The risk for developing CRC rises exponentially with increasing age, starting at about age 45 and ending with an incidence of 400 to 500 in 100,000 at the age of 80. The average incidence in Western countries of CRC is about 50 in 100,000. More than 90% of CRC cases are thought to be sporadic CRC, and less than 10% are found in the context of hereditary syndromes such as hereditary nonpolyposis colorectal cancer (HNPCC) syndrome, familial adenomatous polyposis (FAP) syndrome, Gardner syndrome, Turcot syndrome, Peutz-Jeghers syndrome, juvenile polyposis, and inflammatory bowel disease (ulcerous colitis and Crohn disease).

Rectal cancer is the most common abdominal malignancy and accounts for 35% to 40% of all large bowel cancers. Rectal bleeding and anemia are the most common symptoms associated with rectal cancer (60%). Changes in bowel habit and stool shape are frequently reported, too, and may be present in up to 40% of patients. Patients may experience constipation in obstructive disease as well as mucous diarrhea from villous components of the tumor. Digital rectal examination is of limited value in proximal rectal cancer, as the investigator cannot reach the tumor. However, digital rectal examination allows exclusion of a tumor within the distal third of the rectum, estimation of the prostate’s size in men (important for rectal cancer surgery), and clinical examination of anal resting and squeeze pressures with regard to postoperative functional
results. Exact measurement of the distance from the tumor to the anal verge is mandatory and is best done by rigid proctosigmoidoscopy. Rectal cancer is defined as a carcinoma within 15 cm from the anal verge, even if only the lower border of the tumor is still within this margin. Therapeutic strategies strongly depend on this definition.

Complete colonoscopy is indicated to exclude synchronous colon cancer (3% to 5%) and to search for underlying large bowel diseases. If the endoscope cannot be passed through the stenosis, as in this case, preoperative double-contrast enema can be performed to exclude additional colonic polyps. However, the stenosis usually prevents a proper large bowel preparation, limiting the diagnostic value of the contrast enema.

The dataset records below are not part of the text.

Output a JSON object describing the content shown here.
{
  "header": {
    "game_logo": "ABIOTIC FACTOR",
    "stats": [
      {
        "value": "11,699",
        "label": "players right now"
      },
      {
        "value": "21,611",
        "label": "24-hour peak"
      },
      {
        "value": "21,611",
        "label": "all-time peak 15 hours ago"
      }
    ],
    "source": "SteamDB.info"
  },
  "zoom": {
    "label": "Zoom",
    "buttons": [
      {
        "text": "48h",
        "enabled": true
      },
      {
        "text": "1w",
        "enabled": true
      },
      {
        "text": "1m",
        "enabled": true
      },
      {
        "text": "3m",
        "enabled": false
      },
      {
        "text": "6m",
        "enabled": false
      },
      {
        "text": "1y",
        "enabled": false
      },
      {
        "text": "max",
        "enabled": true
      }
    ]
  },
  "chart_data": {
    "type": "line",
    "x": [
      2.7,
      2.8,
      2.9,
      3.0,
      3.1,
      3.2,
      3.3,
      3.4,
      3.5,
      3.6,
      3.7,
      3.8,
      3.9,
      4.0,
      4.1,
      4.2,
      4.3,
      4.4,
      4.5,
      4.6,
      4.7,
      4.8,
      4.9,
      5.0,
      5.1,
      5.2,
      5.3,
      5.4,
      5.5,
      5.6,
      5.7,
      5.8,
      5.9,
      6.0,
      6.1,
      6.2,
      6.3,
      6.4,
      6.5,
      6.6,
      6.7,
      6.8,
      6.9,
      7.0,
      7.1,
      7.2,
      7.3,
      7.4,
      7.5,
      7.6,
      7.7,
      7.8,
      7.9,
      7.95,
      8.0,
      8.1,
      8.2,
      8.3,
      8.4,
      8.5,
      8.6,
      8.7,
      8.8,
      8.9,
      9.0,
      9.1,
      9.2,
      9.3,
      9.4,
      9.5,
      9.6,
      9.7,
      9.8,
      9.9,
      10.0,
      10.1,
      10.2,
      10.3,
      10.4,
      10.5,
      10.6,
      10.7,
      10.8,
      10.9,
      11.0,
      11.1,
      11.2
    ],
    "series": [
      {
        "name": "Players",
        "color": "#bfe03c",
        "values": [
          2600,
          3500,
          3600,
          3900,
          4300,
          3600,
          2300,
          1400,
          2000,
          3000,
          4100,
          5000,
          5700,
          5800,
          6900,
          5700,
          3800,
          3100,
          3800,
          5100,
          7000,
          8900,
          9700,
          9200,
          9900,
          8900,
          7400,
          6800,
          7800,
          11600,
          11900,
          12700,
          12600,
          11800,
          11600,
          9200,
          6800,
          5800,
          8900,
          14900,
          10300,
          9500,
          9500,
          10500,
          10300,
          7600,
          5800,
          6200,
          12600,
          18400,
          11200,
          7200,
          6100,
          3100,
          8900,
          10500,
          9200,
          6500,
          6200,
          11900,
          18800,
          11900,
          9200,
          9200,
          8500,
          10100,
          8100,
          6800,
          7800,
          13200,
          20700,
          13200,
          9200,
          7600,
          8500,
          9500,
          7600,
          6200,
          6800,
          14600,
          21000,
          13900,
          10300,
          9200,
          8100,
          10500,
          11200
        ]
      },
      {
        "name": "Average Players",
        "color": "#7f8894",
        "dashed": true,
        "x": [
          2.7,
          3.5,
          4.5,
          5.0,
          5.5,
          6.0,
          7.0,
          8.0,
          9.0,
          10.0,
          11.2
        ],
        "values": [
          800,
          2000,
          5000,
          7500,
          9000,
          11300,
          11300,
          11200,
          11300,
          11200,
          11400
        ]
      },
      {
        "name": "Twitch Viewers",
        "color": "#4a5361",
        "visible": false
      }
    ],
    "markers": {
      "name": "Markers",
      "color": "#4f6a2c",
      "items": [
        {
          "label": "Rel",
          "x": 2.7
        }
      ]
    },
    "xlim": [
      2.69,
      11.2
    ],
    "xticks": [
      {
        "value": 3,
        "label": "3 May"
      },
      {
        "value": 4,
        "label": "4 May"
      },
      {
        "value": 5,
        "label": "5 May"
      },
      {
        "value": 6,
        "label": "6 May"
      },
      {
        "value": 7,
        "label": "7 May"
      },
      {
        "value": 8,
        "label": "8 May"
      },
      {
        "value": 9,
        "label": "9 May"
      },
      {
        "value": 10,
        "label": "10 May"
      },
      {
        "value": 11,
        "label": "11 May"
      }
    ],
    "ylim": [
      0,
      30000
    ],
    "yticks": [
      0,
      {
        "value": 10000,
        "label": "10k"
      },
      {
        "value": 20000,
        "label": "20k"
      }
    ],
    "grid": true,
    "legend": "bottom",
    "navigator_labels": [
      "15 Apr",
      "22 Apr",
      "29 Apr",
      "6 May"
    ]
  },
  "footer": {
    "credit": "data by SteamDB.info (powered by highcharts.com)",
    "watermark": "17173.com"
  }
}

Abdominal/pelvic multislice triple-contrast-enhanced computed tomography (CT) or magnetic resonance imaging (MRI) is performed to investigate locoregional tumor spread (i.e., depth of invasion of the primary tumor and presence or absence of enlarged or inhomogeneous lymph nodes) and to scan for liver metastasis as well as signs of peritoneal carcinomatosis (difficult to visualize with CT scan). Additional ultrasonography of the liver may clarify doubtful liver lesions detected on the CT scan. Workup for distant metastasis also includes chest x-ray or chest CT scan. Positron emission tomography (PET) is generally not used in a standard workup, but may be helpful before treatment of distant metastasis. The tumor markers carcinoembryonic antigen (CEA) and cancer antigen (CA) 19-9 should not be used as screening tools, but have proved valuable in monitoring for tumor recurrence during routine follow-up if the markers were elevated preoperatively.